Enterprise AI adoption is accelerating, but infrastructure complexity remains a major bottleneck. Mirantis is addressing this challenge head-on with their AI Factory Reference Architecture—a comprehensive blueprint designed to get AI workloads operational in days rather than months.
The Mainframe Revival: Why AI Infrastructure is Different
“We’ve moved back to the world of the mainframe, where applications are tightly coupled to the whole infrastructure stack,” explains Shaun O’Meara, CTO at Mirantis. This fundamental shift means traditional enterprise data center approaches don’t apply to AI workloads.
📹 Going on record for 2026? We're recording the TFiR Prediction Series through mid-February. If you have a bold take on where AI Infrastructure, Cloud Native, or Enterprise IT is heading—we want to hear it. [Reserve your slot
Randy Bias, VP of Open Source Strategy, draws parallels to supercomputing: “These systems are very different from typical enterprise data centers but have a lot in common with traditional supercomputing or high-performance computing systems.” The goal is aggregating multiple GPUs—816, 24, or 32 units—to function as a single system with contiguous memory.
Beyond GPU Hardware: The Complete Stack Challenge
While vendors like Nvidia provide GPU reference architectures, they leave critical gaps. “They leave the delivery of multi-tenancy, multi-cluster setups to the vendors,” notes O’Meara. The AI Factory Reference Architecture addresses these gaps by encompassing the entire ecosystem: DNS, identity management, and all supporting services needed for cloud providers to effectively sell GPU access.
The complexity extends beyond initial deployment. “Hardware is delivered racked and stacked, and then it can take months to sometimes years to get this hardware actually viable and working,” O’Meara explains. The reference architecture provides an opinionated, deployable solution to accelerate this timeline.
Kubernetes as the Super Control Plane
Central to the architecture is using Kubernetes not just as a scheduler, but as a “super control plane.” This approach maintains flexibility while providing standardization. “We’re using Kubernetes as the Super control plane here,” O’Meara emphasizes, “but we’re not just doing Kubernetes. We still have OpenStack as part of the offering.”
The platform’s composability allows organizations to swap components as needed while maintaining governance and control. This flexibility is crucial as AI frameworks evolve rapidly, requiring infrastructure that can adapt quickly to support new innovations.
Making Infrastructure Invisible for Data Scientists
Following the cloud computing model that made infrastructure disappear for developers, the AI factory aims to do the same for data scientists. “Data scientists care even less about the infrastructure,” Bias observes. “They need to get from data to trained models and then deploy their applications, and they just want the infrastructure to disappear.”
The curated catalog includes CI/CD, observability, and security tools, enabling teams to compose their own stacks rather than being forced into rigid configurations.
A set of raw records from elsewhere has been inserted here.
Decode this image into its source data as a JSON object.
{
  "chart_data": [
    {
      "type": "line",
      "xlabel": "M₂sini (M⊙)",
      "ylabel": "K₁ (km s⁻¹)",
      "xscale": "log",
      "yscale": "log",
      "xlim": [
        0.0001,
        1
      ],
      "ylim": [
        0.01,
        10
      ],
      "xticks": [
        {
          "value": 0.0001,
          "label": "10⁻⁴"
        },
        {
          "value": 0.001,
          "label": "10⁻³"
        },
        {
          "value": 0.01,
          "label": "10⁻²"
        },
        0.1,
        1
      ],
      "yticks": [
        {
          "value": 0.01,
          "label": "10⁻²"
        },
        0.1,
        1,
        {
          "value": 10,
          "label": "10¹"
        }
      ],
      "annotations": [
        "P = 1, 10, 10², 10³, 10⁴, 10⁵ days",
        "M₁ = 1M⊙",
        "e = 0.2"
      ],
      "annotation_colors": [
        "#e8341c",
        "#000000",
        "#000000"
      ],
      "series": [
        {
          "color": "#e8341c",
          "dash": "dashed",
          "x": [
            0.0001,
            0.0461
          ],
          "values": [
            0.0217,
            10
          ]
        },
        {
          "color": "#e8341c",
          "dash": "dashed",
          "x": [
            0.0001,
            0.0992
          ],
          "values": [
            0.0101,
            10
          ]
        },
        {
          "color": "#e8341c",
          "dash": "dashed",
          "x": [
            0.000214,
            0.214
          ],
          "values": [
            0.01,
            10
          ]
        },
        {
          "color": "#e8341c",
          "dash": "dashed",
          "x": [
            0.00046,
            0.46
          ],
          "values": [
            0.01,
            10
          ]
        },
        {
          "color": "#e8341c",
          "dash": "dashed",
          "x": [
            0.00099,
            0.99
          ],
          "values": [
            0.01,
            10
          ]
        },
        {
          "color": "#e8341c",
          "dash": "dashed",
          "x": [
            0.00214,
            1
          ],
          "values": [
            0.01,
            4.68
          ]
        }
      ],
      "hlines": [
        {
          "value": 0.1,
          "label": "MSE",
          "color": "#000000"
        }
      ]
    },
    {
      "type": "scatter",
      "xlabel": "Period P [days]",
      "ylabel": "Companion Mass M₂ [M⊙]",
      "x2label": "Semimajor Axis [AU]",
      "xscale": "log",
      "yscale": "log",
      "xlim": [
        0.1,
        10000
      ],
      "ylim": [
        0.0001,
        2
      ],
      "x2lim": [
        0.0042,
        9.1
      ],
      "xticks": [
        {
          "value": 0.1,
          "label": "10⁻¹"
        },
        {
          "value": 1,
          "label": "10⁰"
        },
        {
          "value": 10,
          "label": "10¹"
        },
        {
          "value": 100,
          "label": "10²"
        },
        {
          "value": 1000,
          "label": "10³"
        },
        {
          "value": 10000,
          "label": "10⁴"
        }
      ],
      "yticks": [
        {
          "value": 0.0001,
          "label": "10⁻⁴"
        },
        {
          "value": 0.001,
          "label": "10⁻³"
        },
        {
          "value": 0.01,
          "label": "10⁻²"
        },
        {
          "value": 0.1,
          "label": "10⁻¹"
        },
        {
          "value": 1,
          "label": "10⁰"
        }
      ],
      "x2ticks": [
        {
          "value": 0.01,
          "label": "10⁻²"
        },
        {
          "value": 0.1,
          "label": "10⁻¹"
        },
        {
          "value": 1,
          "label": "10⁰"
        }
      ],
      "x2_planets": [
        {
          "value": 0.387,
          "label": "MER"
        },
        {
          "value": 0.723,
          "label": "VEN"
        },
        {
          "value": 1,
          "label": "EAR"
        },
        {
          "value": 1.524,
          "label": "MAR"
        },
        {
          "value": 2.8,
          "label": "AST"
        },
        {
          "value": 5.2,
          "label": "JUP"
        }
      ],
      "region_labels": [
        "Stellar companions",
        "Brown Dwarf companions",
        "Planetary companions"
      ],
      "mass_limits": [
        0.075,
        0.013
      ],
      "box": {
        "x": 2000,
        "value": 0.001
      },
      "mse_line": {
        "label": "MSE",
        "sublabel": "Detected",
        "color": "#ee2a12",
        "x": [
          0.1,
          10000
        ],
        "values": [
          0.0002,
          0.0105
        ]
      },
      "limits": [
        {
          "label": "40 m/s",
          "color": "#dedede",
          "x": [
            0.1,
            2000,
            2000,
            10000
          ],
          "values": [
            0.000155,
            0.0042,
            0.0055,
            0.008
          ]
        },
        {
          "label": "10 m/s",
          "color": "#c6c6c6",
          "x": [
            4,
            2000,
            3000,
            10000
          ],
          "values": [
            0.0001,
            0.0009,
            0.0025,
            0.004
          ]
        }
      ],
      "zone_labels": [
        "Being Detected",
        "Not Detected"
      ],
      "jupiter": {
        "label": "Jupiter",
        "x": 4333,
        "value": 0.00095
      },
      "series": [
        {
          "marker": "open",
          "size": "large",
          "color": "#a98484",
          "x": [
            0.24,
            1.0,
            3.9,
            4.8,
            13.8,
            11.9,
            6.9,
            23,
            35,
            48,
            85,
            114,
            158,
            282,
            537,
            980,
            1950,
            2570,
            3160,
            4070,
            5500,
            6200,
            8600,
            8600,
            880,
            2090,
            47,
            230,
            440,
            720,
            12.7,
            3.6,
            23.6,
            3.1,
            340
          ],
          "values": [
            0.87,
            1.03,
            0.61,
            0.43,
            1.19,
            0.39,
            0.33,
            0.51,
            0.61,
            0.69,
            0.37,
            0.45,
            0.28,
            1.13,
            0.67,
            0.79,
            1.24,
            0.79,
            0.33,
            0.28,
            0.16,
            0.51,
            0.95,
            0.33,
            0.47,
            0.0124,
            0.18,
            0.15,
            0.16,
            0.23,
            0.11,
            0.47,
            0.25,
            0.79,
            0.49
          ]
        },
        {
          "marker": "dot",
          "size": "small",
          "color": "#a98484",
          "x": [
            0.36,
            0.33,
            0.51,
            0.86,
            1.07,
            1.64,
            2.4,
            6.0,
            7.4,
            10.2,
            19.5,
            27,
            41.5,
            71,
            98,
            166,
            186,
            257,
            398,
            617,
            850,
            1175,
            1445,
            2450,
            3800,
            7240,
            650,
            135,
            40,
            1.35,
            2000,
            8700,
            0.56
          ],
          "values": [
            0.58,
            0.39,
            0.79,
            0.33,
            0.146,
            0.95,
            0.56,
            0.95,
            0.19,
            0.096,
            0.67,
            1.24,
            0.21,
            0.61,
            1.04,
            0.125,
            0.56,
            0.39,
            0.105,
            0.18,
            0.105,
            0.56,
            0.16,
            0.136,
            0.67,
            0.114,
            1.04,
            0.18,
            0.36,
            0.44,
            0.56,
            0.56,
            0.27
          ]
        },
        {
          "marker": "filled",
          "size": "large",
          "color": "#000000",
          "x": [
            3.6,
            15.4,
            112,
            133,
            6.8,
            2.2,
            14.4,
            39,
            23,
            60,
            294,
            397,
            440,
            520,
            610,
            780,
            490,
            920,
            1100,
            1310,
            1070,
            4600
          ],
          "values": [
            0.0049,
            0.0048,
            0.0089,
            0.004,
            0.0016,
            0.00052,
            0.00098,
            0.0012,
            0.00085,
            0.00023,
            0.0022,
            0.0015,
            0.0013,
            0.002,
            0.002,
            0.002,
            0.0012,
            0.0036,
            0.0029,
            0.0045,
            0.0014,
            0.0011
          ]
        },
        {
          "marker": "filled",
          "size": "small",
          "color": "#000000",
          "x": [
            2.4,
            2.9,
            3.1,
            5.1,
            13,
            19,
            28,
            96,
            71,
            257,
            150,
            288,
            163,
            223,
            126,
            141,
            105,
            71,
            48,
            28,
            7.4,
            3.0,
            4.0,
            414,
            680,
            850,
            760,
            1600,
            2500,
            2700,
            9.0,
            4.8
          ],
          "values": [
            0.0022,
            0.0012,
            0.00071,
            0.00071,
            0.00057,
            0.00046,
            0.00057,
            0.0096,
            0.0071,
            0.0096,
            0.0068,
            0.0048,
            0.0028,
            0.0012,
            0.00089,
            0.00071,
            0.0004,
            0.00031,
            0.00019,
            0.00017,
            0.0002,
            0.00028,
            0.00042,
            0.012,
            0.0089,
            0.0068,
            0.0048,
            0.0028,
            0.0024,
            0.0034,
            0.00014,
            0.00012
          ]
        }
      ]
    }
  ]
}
This approach reduces friction while providing standardization and guardrails.
Enterprise-Grade Security and Compliance
Drawing from their extensive experience with financial institutions and government organizations, Mirantis ensures the architecture meets stringent compliance requirements. “We’re really comfortable and familiar with their regulatory and governmental compliance requirements,” Bias explains.
The architecture supports deployment across on-premises, hybrid, and edge environments while maintaining consistency and security. The declarative approach allows organizations to define environment requirements and validate delivery matches expectations.
Looking Forward: Agentic AI and Beyond
The reference architecture is designed to evolve with the rapidly changing AI landscape. Future developments include agentic AI capabilities with enhanced security and governance features. “We’re starting to look at what it means for an enterprise to adopt agentic systems, agentic workflows,” Bias reveals.
The 80-page living document continues to grow as Mirantis incorporates new learnings and technologies. As O’Meara puts it, “Open source is not just about code; it’s about the sharing of knowledge.”